Freud hat gezeigt, dass der Verlust von Führer oder Idee bei der Gefolgschaft die wechselseitigen Bindungen auf- und damit Desorientierung und Panik auslöst. Bei der rot-grünen Basis ist ein Desorientierungsprozess spätestens seit sich ihre ursprünglichen Ideale an der Regierungspragmatik abgeschliffen haben, zu beobachten: bei der grünen Klientel verschärft durch die Beschädigung ihres Führers und Alpha-Tiers Fischer, bei den Sozialdemokraten durch das Aufbrechen ihres unverarbeiteten Identitätsdilemmas, das in der Debatte um Münteferings „Kapitalismuskritik“ kenntlich wird. Schröders Manöver zeugt von massenpsychologischem Gespür: Er beweist sich als zupackende Führungspersönlichkeit, indem er in der Krise zuspitzt, statt abzuwarten. Er unterzieht damit seine eigene konzeptuelle Grundlage einem Lackmus-Test: Ist die „neue Mitte“ tatsächlich eine tragfähige Basis? Mit der Zuspitzung auf einen außerordentlichen Wahltermin treibt er einen polarisierenden Keil in die eigene Gefolgschaft: Wird man jetzt kämpfen oder resignieren? Jammern oder neue Kräfte mobilisieren? Was ist seiner Klientel das Projekt des ökologischen Umbaus der Industriegesellschaft und der Erneuerung des Sozialstaats im Zeitalter der Globalisierung wirklich wert?

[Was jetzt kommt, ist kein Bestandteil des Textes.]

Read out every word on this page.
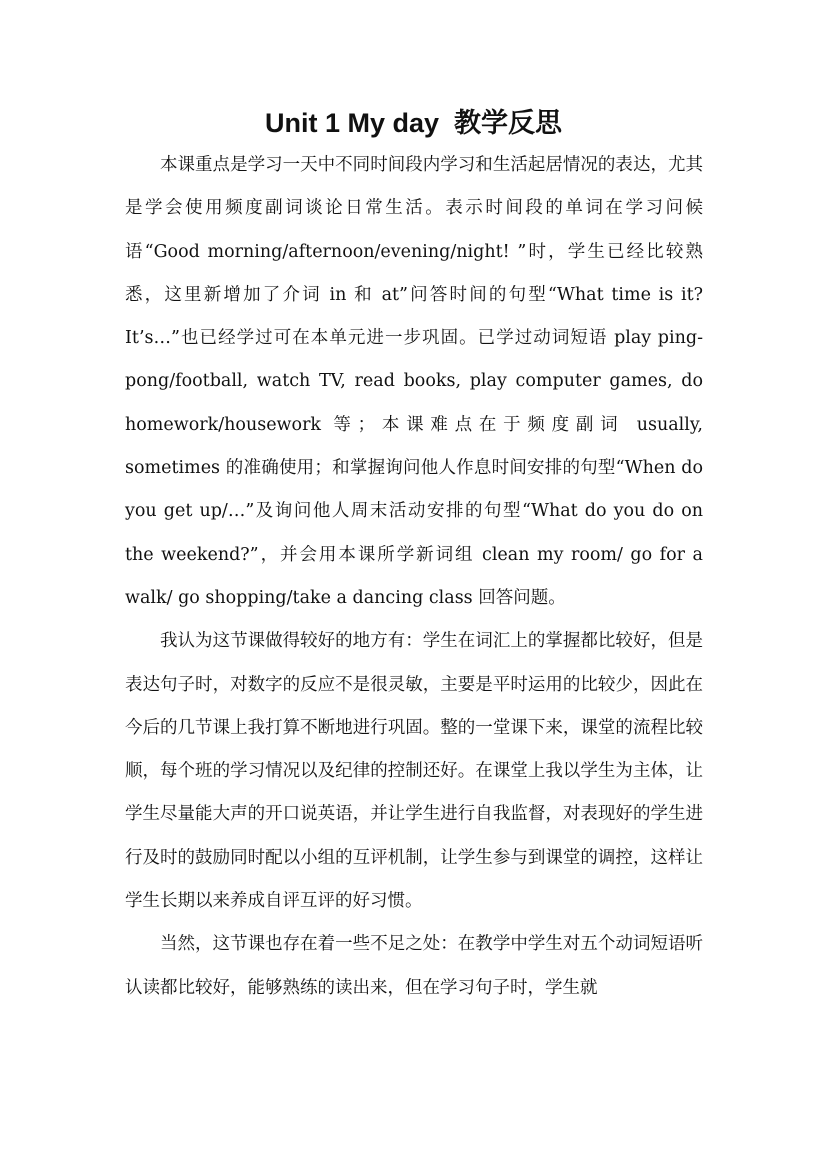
Unit 1 My day  教学反思

本课重点是学习一天中不同时间段内学习和生活起居情况的表达，尤其是学会使用频度副词谈论日常生活。表示时间段的单词在学习问候语“Good morning/afternoon/evening/night! ”时，学生已经比较熟悉，这里新增加了介词 in 和 at”问答时间的句型“What time is it? It’s…”也已经学过可在本单元进一步巩固。已学过动词短语 play ping-pong/football, watch TV, read books, play computer games, do homework/housework 等；本课难点在于频度副词 usually, sometimes 的准确使用；和掌握询问他人作息时间安排的句型“When do you get up/…”及询问他人周末活动安排的句型“What do you do on the weekend?”，并会用本课所学新词组 clean my room/ go for a walk/ go shopping/take a dancing class 回答问题。

我认为这节课做得较好的地方有：学生在词汇上的掌握都比较好，但是表达句子时，对数字的反应不是很灵敏，主要是平时运用的比较少，因此在今后的几节课上我打算不断地进行巩固。整的一堂课下来，课堂的流程比较顺，每个班的学习情况以及纪律的控制还好。在课堂上我以学生为主体，让学生尽量能大声的开口说英语，并让学生进行自我监督，对表现好的学生进行及时的鼓励同时配以小组的互评机制，让学生参与到课堂的调控，这样让学生长期以来养成自评互评的好习惯。

当然，这节课也存在着一些不足之处：在教学中学生对五个动词短语听认读都比较好，能够熟练的读出来，但在学习句子时，学生就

Schröder, dem man gern programmatische Schwäche nachsagt, zeigt in der Krise Stärke als Führer, der den Wert von Konzeptionen auf der Skala von Loyalität und Überzeugung ihrer Anhänger testet. Denn das ist der eigentliche Schock, der jetzt die rot-grüne Basis ereilt: Man wird sich unter denkbar schwierigen Umständen darüber verständigen müssen, als was man sich eigentlich versteht: als demokratisches Zwischenspiel oder als politisches Jahrhundertprojekt. Schröder stellt das – und damit seine eigene politische Existenz – zur Disposition. Sein Alles-oder-nichts-Spiel ist das psychologische Experimentum crucis eines demokratischen Führers, der die Überzeugung verkörpert, dass nur der ernst zu nehmen sei, der seine Verpflichtung gegenüber einem politischen Projekt mit dem Willen zur Macht verbindet. Mal sehen, wer ihm darin folgt.